El funeral del teniente Máximo Prymer fue conmovedor, o al menos eso me dijeron. Su esposa había llorado al término de un discurso conmovedor que la hizo ver como una mujer fuerte frente a un mar de tiburones que no dudarían en asaltarla por la espalda a la primera distracción. Después de todo, en el testamento figuraba que la mayoría de las herencias del teniente iban a manos de su esposa e hijas, y, ya que nadie podía oponerse a su voluntad, muchos hombres no le veían de otra que esperar a que las cosas se calmaran e intentar algo con la afligida mujer, pero pocos sabían que, detrás de esa fachada de ama de casa y esposa perfecta, se hallaba una antigua asesina retirada debido a lesiones severas en uno de sus riñones, lo cual le impidió seguir ejerciendo su trabajo.
Era información clasificada y, el único motivo por el cual lo sé, es por la rotación semestral.
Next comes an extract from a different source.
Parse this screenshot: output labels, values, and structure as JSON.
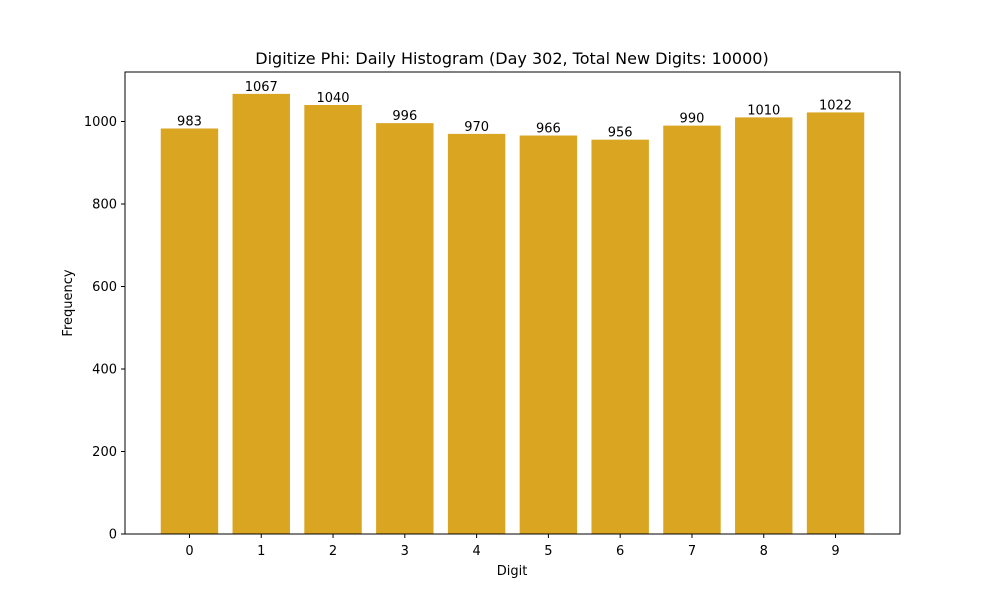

Cada seis meses intercambiamos lugares con los esclavos de Máximo, Lance, Albedo y Caspios. Caspios era un señor algo regordete, pero bien cuidado que había acompañado al primer batallón junto a un puñado de esclavos bien educados en el campo médico y otros pocos rápidos para aprender. Hace bastante que no se sabe nada del célebre médico, ¿Quién sabe? A lo mejor y está muerto, un completo desperdicio teniendo en cuenta que era el único de nuestros cuatro amos que nos curaba y no nos azotaba por cualquier estupidez. A mí en lo personal, no me terminaba de agradar, tal vez se debiera a que, como no sé leer, no podía seguirle el ritmo y él terminaba por mandarme a empujar camillas o hacer mandados.
Hoy tocaba acomodar los muebles y barrer los salones debido que los habían utilizado para la ceremonia de despedida del esposo de nuestra nueva ama. Claro, como somos considerados posesiones no tienen reparo alguno en entregarnos a disposición de la melancólica, pero estricta mujer.
No me tomó mucho levantar todas las mesas y acomodarlas en el almacén de atrás. De reojo podía ver como el resto de mis compañeros hacían lo mismo, mientras algunas chicas y los más pequeños se apresuraban a barrer y recoger botellas de algún vino que la anfitriona había terminado por ofrecer.
Me distraje por un segundo y terminé por embestir con el borde de la mesa la cabeza de un niño de no más de ocho, tirándolo al suelo y provocando que me tambaleara hacia atrás y me doblara de mala manera un tobillo. Solté una especie de gruñido y maldije en voz baja debido al dolor, pero no dije nada más antes de lanzarle una mirada que casi hace que se orine del miedo.
Tomó la botella que se le había caído y salió corriendo a toda prisa en dirección contraria. Estúpido, por ahí no están los contenedores de basura.
Seguí con mi tarea, cojeando adolorido y cada tanto tomándome dos segundos para descansar, pero volviendo a mi trabajo rápidamente para evitar el escenario del día anterior. No me apetecía ser el primero en probar la paciencia de nuestra nueva dueña.
Cuando terminé de llevar las mesas, luego de casi tres horas, me volví hacia algún lugar donde necesitarán mi ayuda. A los amos no les gusta vernos holgazanear cuando llegan, incluso si les explicas que no habían más tareas por hacer. Ellos no atienden a razones.
Me acerqué a una chica que parecía estar quitándole el polvo al decorado plateado de una puerta antigua. Creo que estaba demasiado concentrada en su tarea, porque cuando me acerqué y le toque el hombro, pegó un brinco y se encogió creyendo que la golpearía.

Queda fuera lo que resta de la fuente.